# Emergency Egress



## Larry Hoang (Aug 24, 2016)

Hi guys,

I am trying to understand building code on emergency egress/exit for my building plan (in Virginia specifically). Normally, a workplace must have at least two exit routes to permit prompt evacuation of employees and other building occupants during an emergency. More than two exits are required, however, if the number of employees, size of the building, or arrangement of the workplace will not allow employees to evacuate safely.

Which is number of employees, size of building, or arrangement of the workplace considered to have more than two exits ?

Does retail spaces have to have two exits just like a normal workplace/building ?

Are there any code explaining how far apart emergency egress have to be ? (for example, a person can not be more than 50ft, 75ft, or 100ft away from an emergency exit? 

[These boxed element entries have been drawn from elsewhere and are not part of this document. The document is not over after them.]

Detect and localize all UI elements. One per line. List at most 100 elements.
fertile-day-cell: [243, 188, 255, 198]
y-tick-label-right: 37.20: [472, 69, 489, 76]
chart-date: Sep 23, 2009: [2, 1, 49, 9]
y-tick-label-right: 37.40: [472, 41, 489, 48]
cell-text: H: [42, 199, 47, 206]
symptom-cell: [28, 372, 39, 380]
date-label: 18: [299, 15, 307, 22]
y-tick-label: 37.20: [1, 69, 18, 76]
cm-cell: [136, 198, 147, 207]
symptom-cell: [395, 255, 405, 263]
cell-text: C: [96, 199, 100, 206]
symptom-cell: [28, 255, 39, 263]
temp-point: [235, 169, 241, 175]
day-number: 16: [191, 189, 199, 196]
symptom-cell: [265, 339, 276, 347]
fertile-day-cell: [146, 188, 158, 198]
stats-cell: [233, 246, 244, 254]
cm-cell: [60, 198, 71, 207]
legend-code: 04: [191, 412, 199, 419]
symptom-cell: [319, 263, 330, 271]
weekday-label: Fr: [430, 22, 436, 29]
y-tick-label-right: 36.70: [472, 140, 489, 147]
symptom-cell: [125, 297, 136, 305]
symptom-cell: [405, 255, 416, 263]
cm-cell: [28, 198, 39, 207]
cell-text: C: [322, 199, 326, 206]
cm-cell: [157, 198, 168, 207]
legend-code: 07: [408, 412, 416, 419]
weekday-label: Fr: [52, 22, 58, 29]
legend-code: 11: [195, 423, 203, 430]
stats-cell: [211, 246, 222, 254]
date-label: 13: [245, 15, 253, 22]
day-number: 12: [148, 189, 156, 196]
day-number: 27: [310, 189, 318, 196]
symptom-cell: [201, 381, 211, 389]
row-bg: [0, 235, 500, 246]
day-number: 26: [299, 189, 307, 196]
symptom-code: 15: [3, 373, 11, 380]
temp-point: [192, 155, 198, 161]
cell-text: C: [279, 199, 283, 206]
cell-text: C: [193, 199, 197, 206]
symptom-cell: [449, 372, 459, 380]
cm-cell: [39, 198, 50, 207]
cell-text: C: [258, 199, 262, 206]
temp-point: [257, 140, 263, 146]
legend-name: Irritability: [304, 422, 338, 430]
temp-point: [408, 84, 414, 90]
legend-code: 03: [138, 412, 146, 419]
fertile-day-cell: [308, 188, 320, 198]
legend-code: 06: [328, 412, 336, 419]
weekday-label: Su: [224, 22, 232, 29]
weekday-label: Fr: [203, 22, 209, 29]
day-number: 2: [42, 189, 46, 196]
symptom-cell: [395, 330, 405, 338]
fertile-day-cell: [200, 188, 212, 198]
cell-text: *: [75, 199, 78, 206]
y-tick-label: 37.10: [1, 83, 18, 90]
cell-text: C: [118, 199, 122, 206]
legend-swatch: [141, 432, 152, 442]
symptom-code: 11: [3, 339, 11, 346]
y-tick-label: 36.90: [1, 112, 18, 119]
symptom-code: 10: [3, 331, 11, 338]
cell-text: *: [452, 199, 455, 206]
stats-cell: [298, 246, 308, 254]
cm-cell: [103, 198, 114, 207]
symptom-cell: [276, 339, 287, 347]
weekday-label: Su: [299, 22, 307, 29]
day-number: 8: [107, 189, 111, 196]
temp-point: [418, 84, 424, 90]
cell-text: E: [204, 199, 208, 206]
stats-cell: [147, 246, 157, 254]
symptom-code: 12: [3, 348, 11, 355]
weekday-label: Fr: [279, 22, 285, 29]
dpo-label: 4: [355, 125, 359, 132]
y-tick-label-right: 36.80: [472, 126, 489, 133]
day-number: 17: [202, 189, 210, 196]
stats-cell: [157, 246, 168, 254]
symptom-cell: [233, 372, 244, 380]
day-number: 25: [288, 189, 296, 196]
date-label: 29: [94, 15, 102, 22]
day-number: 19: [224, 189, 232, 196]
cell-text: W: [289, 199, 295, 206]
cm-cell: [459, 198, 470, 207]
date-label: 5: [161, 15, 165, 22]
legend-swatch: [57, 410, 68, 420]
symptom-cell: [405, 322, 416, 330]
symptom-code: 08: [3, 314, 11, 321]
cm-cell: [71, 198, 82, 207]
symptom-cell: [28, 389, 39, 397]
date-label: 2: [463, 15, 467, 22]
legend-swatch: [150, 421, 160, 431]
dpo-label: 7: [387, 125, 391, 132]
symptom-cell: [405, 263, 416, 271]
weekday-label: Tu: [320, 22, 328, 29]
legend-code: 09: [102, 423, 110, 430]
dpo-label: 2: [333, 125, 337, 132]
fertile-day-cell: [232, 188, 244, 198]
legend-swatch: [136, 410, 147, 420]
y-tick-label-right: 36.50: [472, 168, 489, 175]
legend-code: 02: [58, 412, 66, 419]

As you can tell I have not had any experiences with this so I am little confused. I appreciate all your helps. Thanks


----------



## RFDACM02 (Aug 26, 2016)

Larry, 

Unfortunately your question leads us to far more questions to determine proper answer. Different types of commercial uses have different egress requirements, with the numbers of occupants being different and the travel distances also varying. Other things such as a building sprinkler system can have a significant impact on travel distances, and the type of use can change the number of occupants. Occupant loads are based on square footage and then figured using a "density" factor based on the type of use. It would appear that you would be best served by a design professional familiar with which code set(s) apply to your locale.


----------